Nonetheless, the premium diesel SUV market has grown by 29% in the last six years in the US, with Land Rover’s German rivals all benefiting. Those rivals unanimously field singe-turbodiesel six cylinders, despite having twin-turbocharged alternatives at their disposal.
‘Vehicles are tested to around 4000rpm for EU emissions tests, but American LEV tests are conducted throughout the rev range,’ a Land Rover engineer explained. ‘A single turbocharger simplified things for our first US diesel, and it was clear that the German brands had taken the same path.
Land Rover has invested heavily in taking diesel to the US. The revised TDV6 engine maintains the previous twin-turbo set-up’s 254bhp and 440lb ft, while promising 40.9mpg and 182g/km CO2, improvements of 3.2mpg and 14g/km respectively. A ball-bearing single turbo, two-stage oil cooler, revised fuel-injector nozzle and low-pressure exhaust-gas circulation all contribute to the efficiency.
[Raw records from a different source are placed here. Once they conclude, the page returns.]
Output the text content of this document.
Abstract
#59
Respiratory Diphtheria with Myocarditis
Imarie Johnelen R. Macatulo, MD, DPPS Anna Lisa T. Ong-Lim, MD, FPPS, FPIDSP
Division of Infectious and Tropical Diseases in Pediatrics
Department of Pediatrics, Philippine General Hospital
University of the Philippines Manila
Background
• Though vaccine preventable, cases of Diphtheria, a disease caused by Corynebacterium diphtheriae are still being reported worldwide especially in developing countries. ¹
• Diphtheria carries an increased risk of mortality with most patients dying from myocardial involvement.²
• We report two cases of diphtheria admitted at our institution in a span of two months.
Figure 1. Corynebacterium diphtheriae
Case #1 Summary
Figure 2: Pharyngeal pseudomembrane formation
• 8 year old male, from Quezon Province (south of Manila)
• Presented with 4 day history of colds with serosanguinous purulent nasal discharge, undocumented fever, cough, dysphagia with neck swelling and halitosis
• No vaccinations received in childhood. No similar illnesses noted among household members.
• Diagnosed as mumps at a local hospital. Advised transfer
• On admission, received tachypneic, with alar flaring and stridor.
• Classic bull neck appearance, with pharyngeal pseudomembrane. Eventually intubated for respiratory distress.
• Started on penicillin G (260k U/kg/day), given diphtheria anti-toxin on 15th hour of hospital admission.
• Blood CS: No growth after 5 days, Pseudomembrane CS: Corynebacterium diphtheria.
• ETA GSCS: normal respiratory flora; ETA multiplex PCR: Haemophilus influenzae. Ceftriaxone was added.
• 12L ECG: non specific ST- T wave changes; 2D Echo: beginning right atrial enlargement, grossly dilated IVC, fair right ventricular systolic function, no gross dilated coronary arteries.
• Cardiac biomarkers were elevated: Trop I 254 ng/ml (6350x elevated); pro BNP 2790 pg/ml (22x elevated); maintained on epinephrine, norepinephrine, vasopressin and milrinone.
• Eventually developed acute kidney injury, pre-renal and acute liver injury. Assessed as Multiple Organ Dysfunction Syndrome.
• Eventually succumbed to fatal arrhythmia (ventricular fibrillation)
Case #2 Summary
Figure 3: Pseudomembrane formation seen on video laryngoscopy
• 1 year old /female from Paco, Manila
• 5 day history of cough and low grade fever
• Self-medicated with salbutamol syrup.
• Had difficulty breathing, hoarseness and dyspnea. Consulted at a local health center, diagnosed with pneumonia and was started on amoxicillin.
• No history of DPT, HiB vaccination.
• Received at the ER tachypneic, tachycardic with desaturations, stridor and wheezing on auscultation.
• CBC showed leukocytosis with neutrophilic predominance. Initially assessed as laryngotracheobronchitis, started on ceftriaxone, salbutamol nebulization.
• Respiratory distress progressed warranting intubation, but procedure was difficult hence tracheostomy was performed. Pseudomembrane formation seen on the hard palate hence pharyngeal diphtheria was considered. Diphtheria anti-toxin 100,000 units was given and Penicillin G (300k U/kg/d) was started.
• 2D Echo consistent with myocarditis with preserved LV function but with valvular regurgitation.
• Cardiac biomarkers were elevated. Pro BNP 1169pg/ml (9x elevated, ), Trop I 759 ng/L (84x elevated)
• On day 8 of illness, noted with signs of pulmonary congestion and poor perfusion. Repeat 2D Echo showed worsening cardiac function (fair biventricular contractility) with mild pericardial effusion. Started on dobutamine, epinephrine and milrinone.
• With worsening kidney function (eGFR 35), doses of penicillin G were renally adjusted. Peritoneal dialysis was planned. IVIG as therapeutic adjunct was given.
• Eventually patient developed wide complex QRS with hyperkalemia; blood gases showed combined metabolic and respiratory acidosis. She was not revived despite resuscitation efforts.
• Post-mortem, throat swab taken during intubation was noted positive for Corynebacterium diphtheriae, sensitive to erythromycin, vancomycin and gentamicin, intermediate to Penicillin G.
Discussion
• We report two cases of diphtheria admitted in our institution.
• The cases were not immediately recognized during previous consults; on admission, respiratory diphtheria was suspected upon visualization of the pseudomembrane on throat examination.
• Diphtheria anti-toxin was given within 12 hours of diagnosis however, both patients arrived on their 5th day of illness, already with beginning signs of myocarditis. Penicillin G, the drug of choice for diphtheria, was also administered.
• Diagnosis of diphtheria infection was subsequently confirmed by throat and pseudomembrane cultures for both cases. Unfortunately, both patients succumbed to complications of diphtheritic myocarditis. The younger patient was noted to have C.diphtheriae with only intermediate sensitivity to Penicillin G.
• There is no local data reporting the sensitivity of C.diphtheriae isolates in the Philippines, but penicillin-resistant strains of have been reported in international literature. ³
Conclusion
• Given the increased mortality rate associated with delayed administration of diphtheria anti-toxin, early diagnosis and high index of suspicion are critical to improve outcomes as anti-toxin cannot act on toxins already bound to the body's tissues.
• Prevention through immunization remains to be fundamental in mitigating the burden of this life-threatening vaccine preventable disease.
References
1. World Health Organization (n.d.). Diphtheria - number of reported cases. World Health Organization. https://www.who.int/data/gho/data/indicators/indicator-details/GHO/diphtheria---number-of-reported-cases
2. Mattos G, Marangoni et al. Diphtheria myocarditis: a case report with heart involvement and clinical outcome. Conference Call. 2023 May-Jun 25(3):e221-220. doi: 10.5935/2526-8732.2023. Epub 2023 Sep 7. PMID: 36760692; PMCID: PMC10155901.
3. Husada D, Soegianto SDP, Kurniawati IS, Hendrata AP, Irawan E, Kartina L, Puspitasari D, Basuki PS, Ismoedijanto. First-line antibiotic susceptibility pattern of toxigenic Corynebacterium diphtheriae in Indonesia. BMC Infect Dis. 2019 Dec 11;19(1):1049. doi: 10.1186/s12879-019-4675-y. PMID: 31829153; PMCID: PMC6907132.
And while those costs can be spread across the roll-out of the engine in numerous markets, including Europe, the US-specific testing programme has not been cheap: the US test fleet covered a million miles over a year-round schedule that spanned everything from sub-zero winters to 49deg C summers; even the TDV6’s eight-speed gearbox was recalibrated to better suit typical US driving conditions.
Land Rover had predicted diesel would account for 15-20% of its US Range Rover and Range Rover Sport sales – perhaps more in Canada – helping bean counters justify the scale of the development programme. How that plays out in light of recent events remains to be seen.
But if US consumers can put the black cloud of the VW scandal behind them, early signs are they’ll enjoy the TDV6: in customer trials, all drivers had to be told they’d just driven a diesel.